City warns of conflict of interest in listings review
The Corporation of London is urging the government not to hand responsibility for listings to English Heritage.
In its official response to the radical shake up of the listings system, outlined in July, the corporation has warned against proposals to increase the role of the heritage body.
CABE has also expressed concern that the proposals would elevate EH to 'both prosecutor and judge' and is calling for substantial checks and balances. Public consultation on the proposals closes tomorrow (Friday).
In its official response to the Department for Culture, Media and Sport (DCMS), the corporation's head planner Peter Rees warned of a conflict of interest if EH becomes responsible for both maintaining the list and directing decisions on consents.
He rejects proposals for an independent committee within EH to decide on designation, stressing this 'should rest with the Secretary of State, taking advice from EH', and calls for local planning authorities to retain responsibility for issuing works consents.
A shift in responsibility away from local planning authorities 'would not only be at the expense of local accountability and control but could also lead to less flexibility for owners and developers', he predicts.
The corporation has a history of hostility towards EH, last year calling on the government to curb its powers and consider merging it with CABE (AJ 17.01.02).
CABE's chief executive Jon Rouse also told the AJ he had serious misgivings about the proposals, which would 'strengthen EH's hand within the planning system', giving it the power to threaten to list where it disapproved of development.
'There are real risks in giving it to EH, but a real problem finding an alternative and how it would work, ' Rouse said. 'In an ideal world there would be an independent statutory committee to manage listings.'
However, problems managing case loads and handling appeals would rule out that solution and the 'pragmatic' answer would be for EH to take over listings with an independent committee - drawing on expertise lacking within the DCMS - to hear appeals.

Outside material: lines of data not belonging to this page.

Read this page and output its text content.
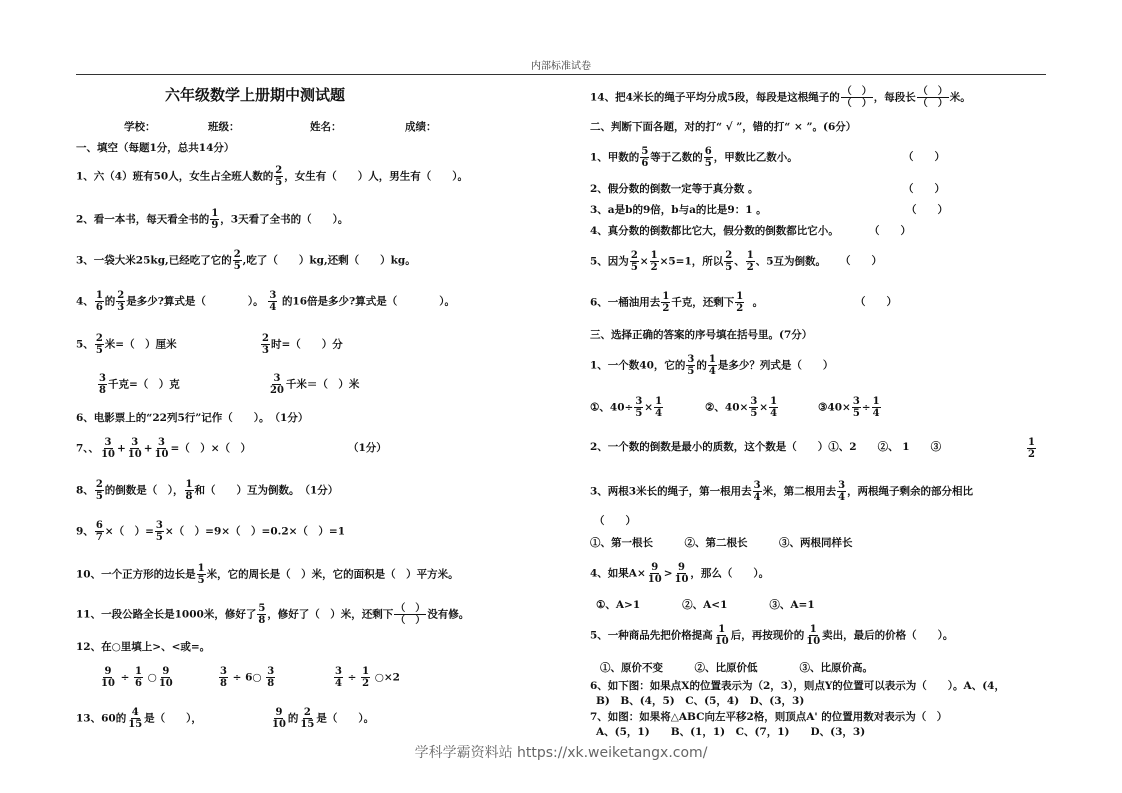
内部标准试卷
六年级数学上册期中测试题
学校：	班级：	姓名：	成绩：
一、填空（每题1分，总共14分）
1、六（4）班有50人，女生占全班人数的 $\frac{2}{5}$ ，女生有（　　）人，男生有（　　）。
2、看一本书，每天看全书的 $\frac{1}{9}$ ，3天看了全书的（　　）。
3、一袋大米25kg,已经吃了它的 $\frac{2}{5}$ ,吃了（　　）kg,还剩（　　）kg。
4、 $\frac{1}{6}$ 的 $\frac{2}{3}$ 是多少?算式是（　　　　）。 $\frac{3}{4}$ 的16倍是多少?算式是（　　　　）。
5、 $\frac{2}{5}$ 米=（　）厘米	$\frac{2}{3}$ 时=（　　）分
$\frac{3}{8}$ 千克=（　）克	$\frac{3}{20}$ 千米＝（　）米
6、电影票上的“22列5行”记作（　　）。　（1分）
7、、 $\frac{3}{10} + \frac{3}{10} + \frac{3}{10}$ =（　）×（　）	（1分）
8、 $\frac{2}{5}$ 的倒数是（　）， $\frac{1}{8}$ 和（　　）互为倒数。　（1分）
9、 $\frac{6}{7}$ ×（　）= $\frac{3}{5}$ ×（　）=9×（　）=0.2×（　）=1
10、一个正方形的边长是 $\frac{1}{5}$ 米，它的周长是（　）米，它的面积是（　）平方米。
11、一段公路全长是1000米，修好了 $\frac{5}{8}$ ，修好了（　）米，还剩下 $\frac{( )}{( )}$ 没有修。
12、在○里填上>、<或=。
$\frac{9}{10} \div \frac{1}{6}$ ○ $\frac{9}{10}$	$\frac{3}{8}$ ÷ 6○ $\frac{3}{8}$	$\frac{3}{4} \div \frac{1}{2}$ ○×2
13、60的 $\frac{4}{15}$ 是（　　），	$\frac{9}{10}$ 的 $\frac{2}{15}$ 是（　　）。
14、把4米长的绳子平均分成5段，每段是这根绳子的 $\frac{( )}{( )}$ ，每段长 $\frac{( )}{( )}$ 米。
二、判断下面各题，对的打“ √ ”，错的打“ × ”。(6分）
1、甲数的 $\frac{5}{6}$ 等于乙数的 $\frac{6}{5}$ ，甲数比乙数小。	（　　）
2、假分数的倒数一定等于真分数 。	（　　）
3、a是b的9倍，b与a的比是9：1 。	（　　）
4、真分数的倒数都比它大，假分数的倒数都比它小。	（　　）
5、因为 $\frac{2}{5} \times \frac{1}{2} \times 5=1$，所以 $\frac{2}{5}$ 、 $\frac{1}{2}$ 、5互为倒数。 （　　）
6、一桶油用去 $\frac{1}{2}$ 千克，还剩下 $\frac{1}{2}$ 。	（　　）
三、选择正确的答案的序号填在括号里。(7分）
1、一个数40，它的 $\frac{3}{5}$ 的 $\frac{1}{4}$ 是多少？列式是（　　）
①、$40\div \frac{3}{5} \times \frac{1}{4}$	②、$40\times \frac{3}{5} \times \frac{1}{4}$	③40× $\frac{3}{5} \div \frac{1}{4}$
2、一个数的倒数是最小的质数，这个数是（　　）①、2　　②、 1　　③	$\frac{1}{2}$
3、两根3米长的绳子，第一根用去 $\frac{3}{4}$ 米，第二根用去 $\frac{3}{4}$ ，两根绳子剩余的部分相比
（　　）
①、第一根长　　　②、第二根长　　　③、两根同样长
4、如果$A\times \frac{9}{10} > \frac{9}{10}$ ，那么（　　）。
①、A>1　　　　②、A<1　　　　③、A=1
5、一种商品先把价格提高 $\frac{1}{10}$ 后，再按现价的 $\frac{1}{10}$ 卖出，最后的价格（　　）。
①、原价不变　　　②、比原价低　　　　③、比原价高。
6、如下图：如果点X的位置表示为（2，3），则点Y的位置可以表示为（　　）。A、(4，
B)　B、(4，5)　C、(5，4)　D、(3，3)
7、如图：如果将△ABC向左平移2格，则顶点A' 的位置用数对表示为（　）
A、(5，1)　　B、(1，1)　C、(7，1)　　D、(3，3)
学科学霸资料站 https://xk.weiketangx.com/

Further safeguards would include responsibility for policy to remain with the minister.
Rouse has also called for the inclusion of a third criterion for designation on 'the value of that building in social terms for the local community', and for a third party right of appeal for local authorities.
Other bodies feeding into the consultation process include the National Trust, the Campaign to Protect Rural England (CPRE), district and county councils, and civic trusts. The RIBA was still formulating its response as the AJ went to press.
The DCMS plans to prepare a White Paper for the spring, but Rouse urged the government to leave enough time to 'get this right and not rush into it'.